Sapa : 2 journées de trek avec Mama Sa

A peine posé un pied en dehors du bus qui m’a conduit de Hanoi à Sapa, une horde de petites dames habitants les villages environnants se mettent à courir en direction du bus tout juste stationné. Elles sont jolies, avec leurs tenues pleines de couleurs, leurs grands sourires et leurs petits yeux plissés.

Arrivée du bus à Sapa (Vietnam)

Beaucoup proposent de séjourner chez elles après une balade dans les rizières.

Moi, j’ai choisi Mama Sa, une petite dame de l’ethine Hmong habitant à Hau Thao, à 11km de la ville, qui vient me chercher. Elle sera ma guide pour les deux jours fantastiques que je m’apprête à passer avec elle. J’ai préféré la contacter directement plutôt que de passer par une de ces agences qui te font faire un tour mécanique, moins authentique, qui coûte un bras et demi et puis surtout, je préfère savoir.

Son mari est là aussi, il vient récupérer mon gros sac à dos en moto et faire un tour au marché de Sapa pour acheter de quoi nous régaler au repas du soir.

Comme il est 13h30, Mama Sa me demande si j’ai déjeuné. Je lui répond que non mais que je n’ai pas faim (en fait, j’ai dévoré un paquet de biscuits dans le bus). Alors, elle m’attrape par la main et m’amène jusque devant une petite étale où elle achète de toutes petites pommes rondes au goût sucré.

Petite pomme ronde du marché de Sapa

Nous les mangerons en traversant la petite ville de Sapa, qui aurait pu être charmante si tout n’était pas chantier de resorts et hôtels plus ou moins luxueux, envahis par des touristes à talons haut plus ou moins prêts à affronter le froid du Nord Vietnam.

Oui, parce que je n’ai évidemment pas choisi la meilleure saison pour visiter cette région. Au mois de mars, on sort ici tout juste de l’hiver et la couche de brouillard qui enveloppait toutes les montagnes commence à peine à se dissiper.

Mais si les rizières ne sont pas d’un vert éclatant comme elles le sont entre mai et août, les paysages sont tout aussi impressionnants et je me sens toute petite au milieu de ces rizières qui n’en finissent plus.
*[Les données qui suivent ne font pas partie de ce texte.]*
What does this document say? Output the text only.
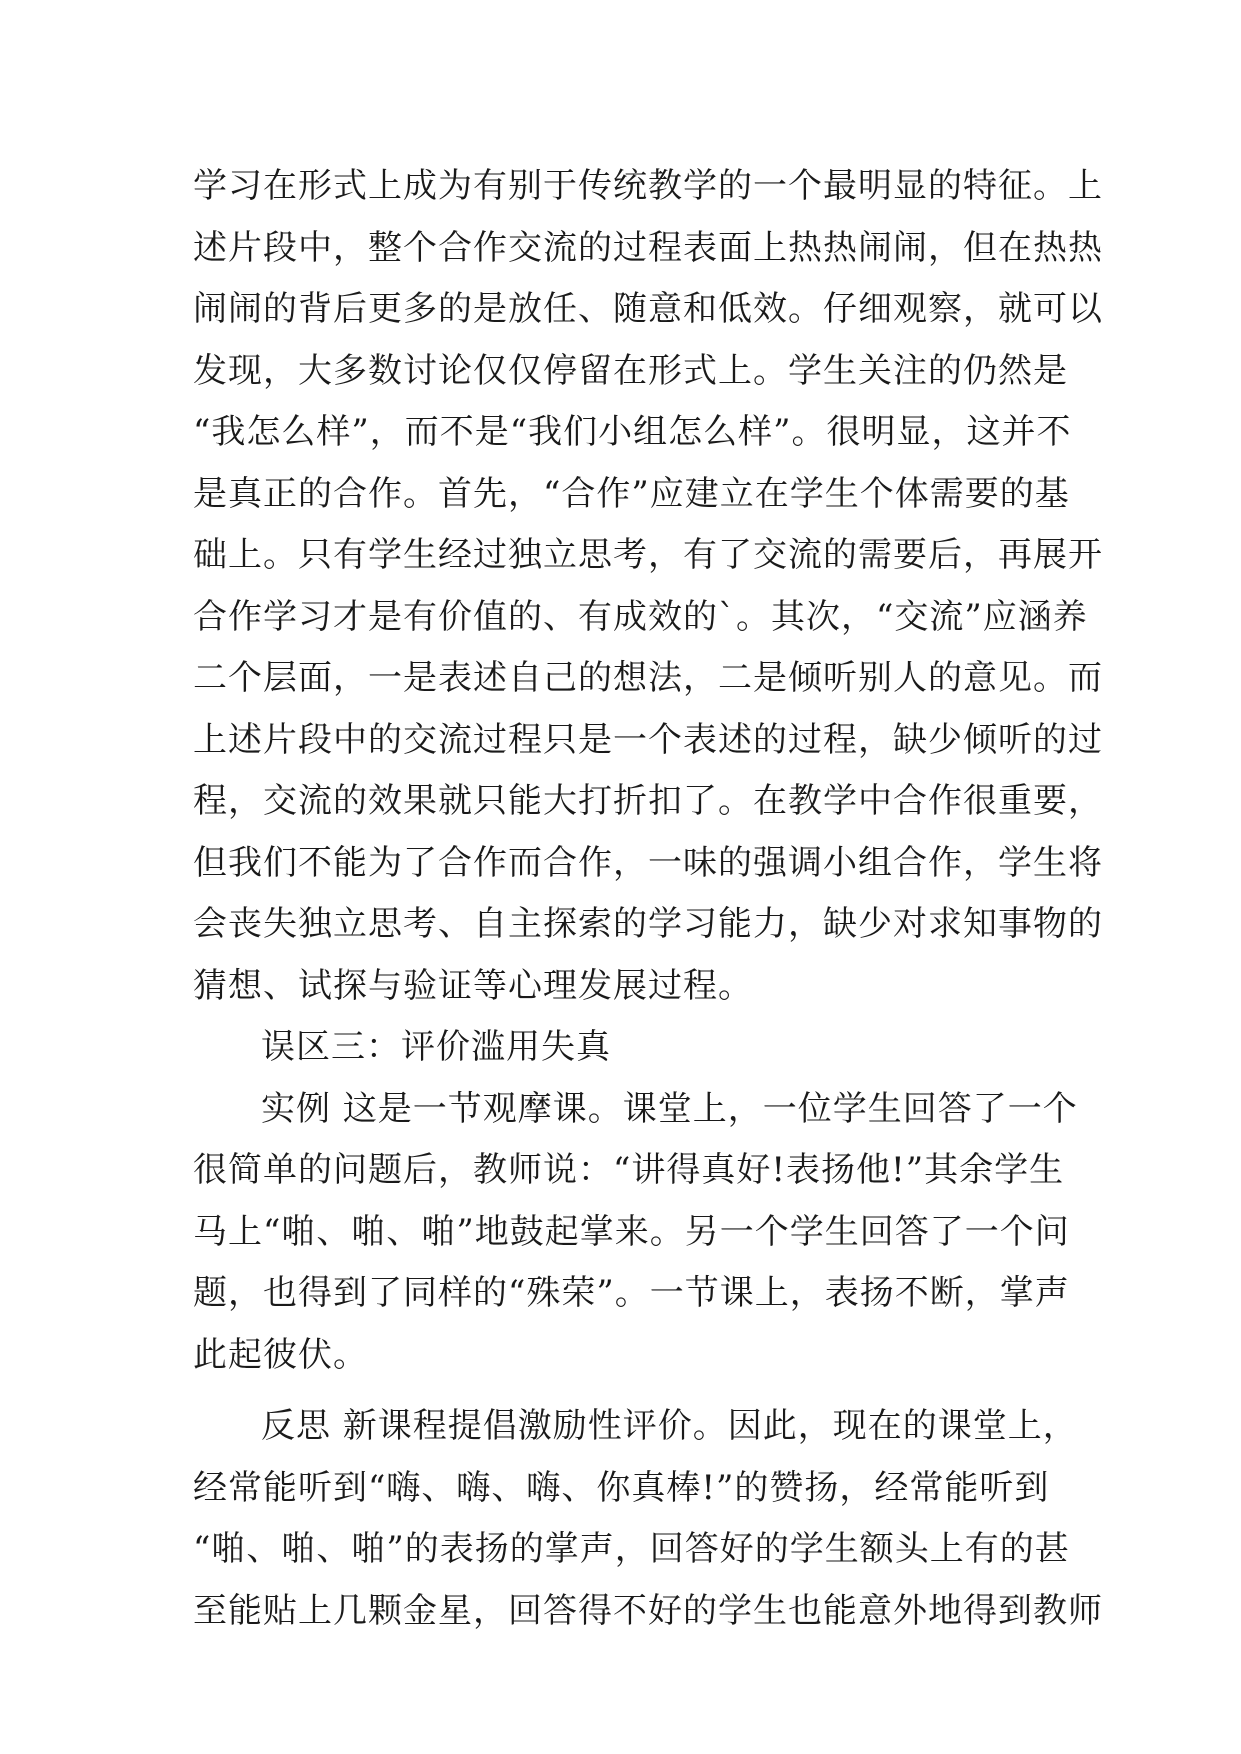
学习在形式上成为有别于传统教学的一个最明显的特征。上
述片段中，整个合作交流的过程表面上热热闹闹，但在热热
闹闹的背后更多的是放任、随意和低效。仔细观察，就可以
发现，大多数讨论仅仅停留在形式上。学生关注的仍然是
“我怎么样”，而不是“我们小组怎么样”。很明显，这并不
是真正的合作。首先，“合作”应建立在学生个体需要的基
础上。只有学生经过独立思考，有了交流的需要后，再展开
合作学习才是有价值的、有成效的`。其次，“交流”应涵养
二个层面，一是表述自己的想法，二是倾听别人的意见。而
上述片段中的交流过程只是一个表述的过程，缺少倾听的过
程，交流的效果就只能大打折扣了。在教学中合作很重要，
但我们不能为了合作而合作，一味的强调小组合作，学生将
会丧失独立思考、自主探索的学习能力，缺少对求知事物的
猜想、试探与验证等心理发展过程。
误区三：评价滥用失真
实例 这是一节观摩课。课堂上，一位学生回答了一个
很简单的问题后，教师说：“讲得真好!表扬他!”其余学生
马上“啪、啪、啪”地鼓起掌来。另一个学生回答了一个问
题，也得到了同样的“殊荣”。一节课上，表扬不断，掌声
此起彼伏。
反思 新课程提倡激励性评价。因此，现在的课堂上，
经常能听到“嗨、嗨、嗨、你真棒!”的赞扬，经常能听到
“啪、啪、啪”的表扬的掌声，回答好的学生额头上有的甚
至能贴上几颗金星，回答得不好的学生也能意外地得到教师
Rizière dans la région de Sapa (Vietnam)

En route pour

Nous marcherons sur 13 kilomètres en passant par les villages de Cat Cat, capitale des H’mong Noirs  et Lao Chai.

Ce qui est en soit un parcours classique pour un trek de la région, sauf que nous passons par des chemins inexplorés où les seules personnes que nous croiserons sont des enfants rentrant de l’école où des femmes aux mains teintées de bleu,

Mama Sa m’explique que c’est parce qu’elles confectionnent elles-même leurs vêtements et que le bleu qu’elles ont sur les mains provient de l’indigo qui donne cette couleur bleue aux tissus. Toutes les femmes Hmong mettent environ 1 an à faire elles-mêmes leurs tenues (un an et demi pour Mama Sa qui s’avoue un peu flemmarde).
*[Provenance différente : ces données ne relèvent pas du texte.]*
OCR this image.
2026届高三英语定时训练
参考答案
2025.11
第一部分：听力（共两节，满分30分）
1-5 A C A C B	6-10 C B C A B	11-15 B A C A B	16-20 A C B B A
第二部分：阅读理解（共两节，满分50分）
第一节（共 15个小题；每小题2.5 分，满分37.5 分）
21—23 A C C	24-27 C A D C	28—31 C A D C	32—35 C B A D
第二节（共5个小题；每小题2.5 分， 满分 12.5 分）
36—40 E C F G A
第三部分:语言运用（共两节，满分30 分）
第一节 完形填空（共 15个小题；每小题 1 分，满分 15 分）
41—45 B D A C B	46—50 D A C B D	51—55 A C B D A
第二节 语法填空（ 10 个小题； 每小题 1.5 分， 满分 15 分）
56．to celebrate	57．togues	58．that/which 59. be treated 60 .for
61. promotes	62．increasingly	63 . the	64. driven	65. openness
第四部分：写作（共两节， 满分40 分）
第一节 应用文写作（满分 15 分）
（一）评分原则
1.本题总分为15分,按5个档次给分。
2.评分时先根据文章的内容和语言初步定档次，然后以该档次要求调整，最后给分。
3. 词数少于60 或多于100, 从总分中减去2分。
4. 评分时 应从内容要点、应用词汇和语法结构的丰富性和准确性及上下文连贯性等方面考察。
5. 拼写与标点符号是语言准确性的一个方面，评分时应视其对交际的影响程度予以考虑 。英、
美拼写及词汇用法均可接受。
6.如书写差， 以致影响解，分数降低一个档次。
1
En passant devant les trois écoles de Lao Cai, le plus grand village de la région, Mamasa m’explique ne savoir ni lire, ni écrire car, quand elle était enfant, la seule école de la région se trouvait à Sapa et elle était bien trop chère pour que ses parents puissent la lui payer. Aujourd’hui, presque tous les villages disposent d’une école, ses trois enfants sont scolarisés, mais elle doit payer l’équivalent de 10$ par mois pour le plus petit, son «little monkey» de 3 ans, alors que pour les grands, elle est gratuite.

Ecole à Lao Chai

(Au Vietnam, toutes les écoles sont peintes en jaune et portent des drapeaux jaune, rose et bleu).
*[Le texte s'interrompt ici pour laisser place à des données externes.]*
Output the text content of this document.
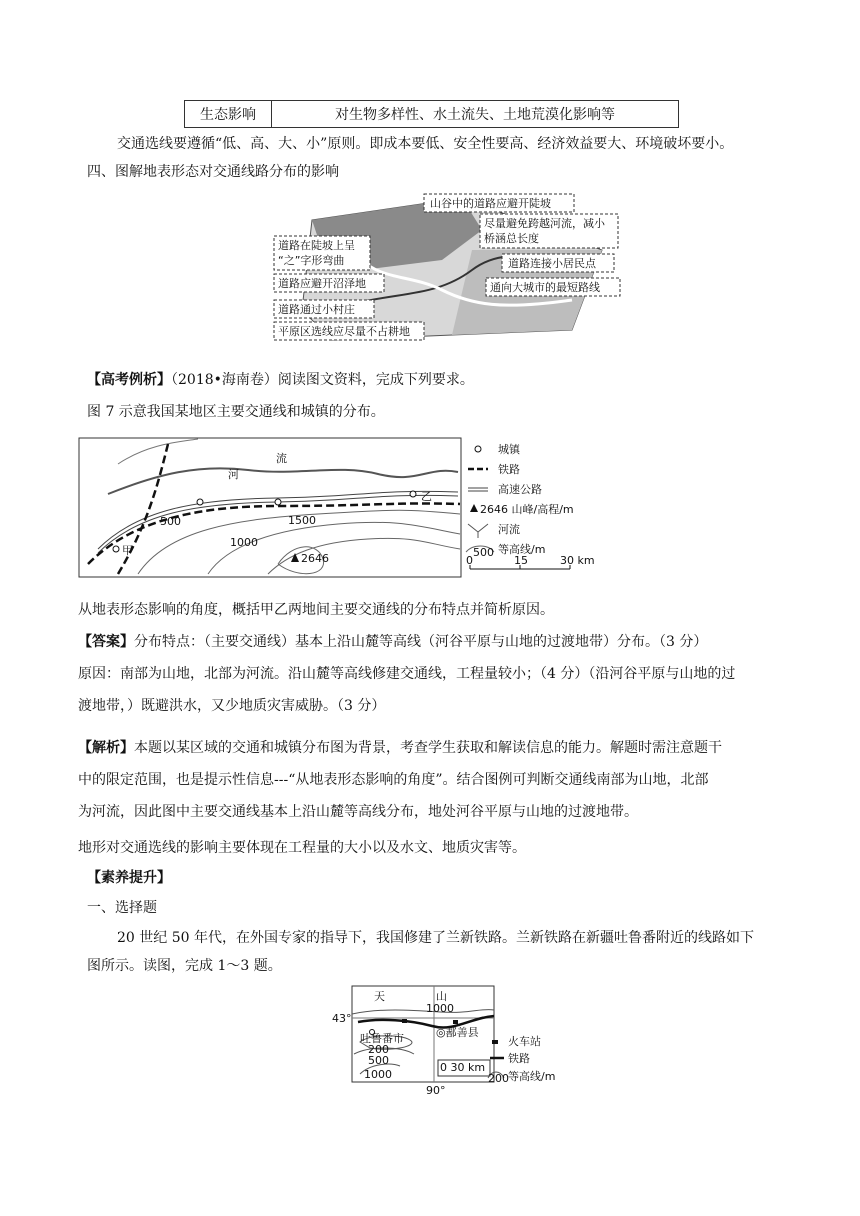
生态影响	对生物多样性、水土流失、土地荒漠化影响等
交通选线要遵循“低、高、大、小”原则。即成本要低、安全性要高、经济效益要大、环境破坏要小。
四、图解地表形态对交通线路分布的影响
山谷中的道路应避开陡坡
尽量避免跨越河流，减小
桥涵总长度
道路在陡坡上呈
“之”字形弯曲	道路连接小居民点
道路应避开沼泽地	通向大城市的最短路线
道路通过小村庄
平原区选线应尽量不占耕地
【高考例析】（2018•海南卷）阅读图文资料，完成下列要求。
图 7 示意我国某地区主要交通线和城镇的分布。
河
流
甲
乙
500
1000
1500
2646
城镇
铁路
高速公路
2646 山峰/高程/m
河流
500 等高线/m
0	15	30 km
从地表形态影响的角度，概括甲乙两地间主要交通线的分布特点并简析原因。
【答案】分布特点：（主要交通线）基本上沿山麓等高线（河谷平原与山地的过渡地带）分布。（3 分）
原因：南部为山地，北部为河流。沿山麓等高线修建交通线，工程量较小；（4 分）（沿河谷平原与山地的过
渡地带，）既避洪水，又少地质灾害威胁。（3 分）
【解析】本题以某区域的交通和城镇分布图为背景，考查学生获取和解读信息的能力。解题时需注意题干
中的限定范围，也是提示性信息---“从地表形态影响的角度”。结合图例可判断交通线南部为山地，北部
为河流，因此图中主要交通线基本上沿山麓等高线分布，地处河谷平原与山地的过渡地带。
地形对交通选线的影响主要体现在工程量的大小以及水文、地质灾害等。
【素养提升】
一、选择题
20 世纪 50 年代，在外国专家的指导下，我国修建了兰新铁路。兰新铁路在新疆吐鲁番附近的线路如下
图所示。读图，完成 1～3 题。
天	山
1000
43°
90°
吐鲁番市	◎鄯善县
200
500
1000
0 30 km
火车站
铁路
200 等高线/m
A Lao Cai, je suis d’abord surprise de trouver un parfait terrain de foot en pelouse synthétique, au beau milieu des montagnes.

un terrain de foot synthétique à Lao Chai

un terrain de foot synthétique à Lao Chai

Je crois que c’est un peu le même sentiment que je connaîtrai plus tard à Yangon, quand je verrai un moine prendre un selfie devant un temple. Oui parce qu’on s’attend toujours à un dépaysement total, sans penser qu’ailleurs aussi, même dans les régions reculées, la terre tourne et entraîne avec elle des progressions sociales et économiques (même si j’ai pas encore trouvé dans quelle catégorie de développement le «selfie» doit figurer).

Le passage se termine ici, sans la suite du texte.